Other characters just want to keep their jobs, their money, or their reputations, and then get through the day without going crazy. Even these people aren't entirely happy, though. Theoretical scientists lynch each other when they're outsmarted. Colossal civilizations wage interstellar war over petty insults. Boring bureaucrats insist on being seen as creative and exciting, while their poetry is considered an instrument of torture. Even the super-wealthy can't find contentment, as they resort to ordering custom-made planets in their futile search for satisfaction.

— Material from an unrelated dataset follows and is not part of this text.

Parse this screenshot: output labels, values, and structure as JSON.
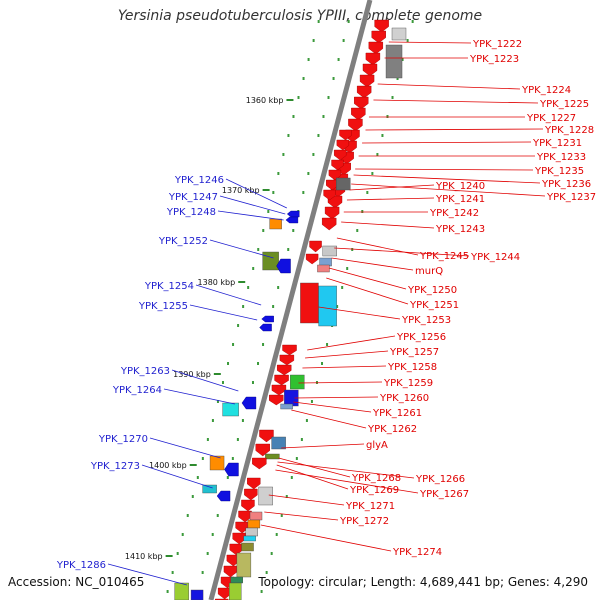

So who is the one man who really understands the meaning of life? It's none other than Slartibartfast, one of the craftsmen of the planet Earth, who won an award for designing the fjords of Norway.

Here is how he puts it:

“Maybe. Who cares?” said Slartibartfast before Arthur got too excited. “Perhaps I’m old and tired,” he continued, “but I always think that the chances of finding out what really is going on are so absurdly remote that the only thing to do is to say hang the sense of it and just keep yourself occupied. Look at me: I design coastlines. I got an award for Norway.”

He rummaged around in a pile of debris and puled out a large Plexiglas block with his name on it and a model of Norway molded into it.

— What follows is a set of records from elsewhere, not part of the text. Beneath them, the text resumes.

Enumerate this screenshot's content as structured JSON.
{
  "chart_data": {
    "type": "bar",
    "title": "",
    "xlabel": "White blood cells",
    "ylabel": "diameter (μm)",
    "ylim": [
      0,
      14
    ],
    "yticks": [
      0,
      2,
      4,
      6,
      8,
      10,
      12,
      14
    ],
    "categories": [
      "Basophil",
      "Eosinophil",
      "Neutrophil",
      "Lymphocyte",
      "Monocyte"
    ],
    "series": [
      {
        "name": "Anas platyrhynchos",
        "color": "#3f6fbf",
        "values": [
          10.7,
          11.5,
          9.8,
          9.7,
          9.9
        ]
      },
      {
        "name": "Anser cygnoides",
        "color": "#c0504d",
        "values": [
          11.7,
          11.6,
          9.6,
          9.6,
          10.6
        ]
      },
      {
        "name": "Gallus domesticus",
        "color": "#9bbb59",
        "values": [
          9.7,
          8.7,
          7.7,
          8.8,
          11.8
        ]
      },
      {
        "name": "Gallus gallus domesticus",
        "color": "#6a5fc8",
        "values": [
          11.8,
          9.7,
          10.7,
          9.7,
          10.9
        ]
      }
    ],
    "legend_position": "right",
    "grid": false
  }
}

“Where’s the sense in that?” he said. “None that I’ve been able to make out. I’ve been doing fjords all my life. For a fleeting moment they become fashionable and I get a major award.”

He turned it over in his hands with a shrug and tossed it aside carelessly, but not so carelessly that it didn’t land on something soft.

“In this replacement Earth we’re building they’ve given me Africa to do and of course I’m doing it with all fjords again because I happen to like them, and I’m old-fashioned enough to think that they give a lovely baroque feel to a continent. And they tell me it’s not equatorial enough. Equatorial!” He gave a hollow laugh. “What does it matter? Science has achieved some wonderful things, of course, but I’d far rather be happy than right any day.”

Adams quietly tucks this winning philosophy into his tale as a way of defusing the restless ambitions that constantly boil in his mad universe. Slartibartfast's attitude is very serene; almost Buddha-like.
He's even given up on learning where he came from or why he exists. He desires little other than the joy he derives from the work that he does.

In a later book in the Galaxy series, Arthur finds himself in a similar position to Slartibartfast, when he becomes a sandwich maker in a remote village. Sadly, this calmness doesn't last for him, but he does acknowledge it as the one precious slice of time when he felt truly content. I think there's a lesson in that.

People write off the Hitchhiker's books as rubbish novels, but I find it hard to agree with that. They may be comedies, they may be a tad baked in their efforts to be quirky and random, and some of the dialogue is implausible, but I think there is a relevant and universal message buried in there somewhere. You're not going to find it in Marvin, though, so let the little guy go.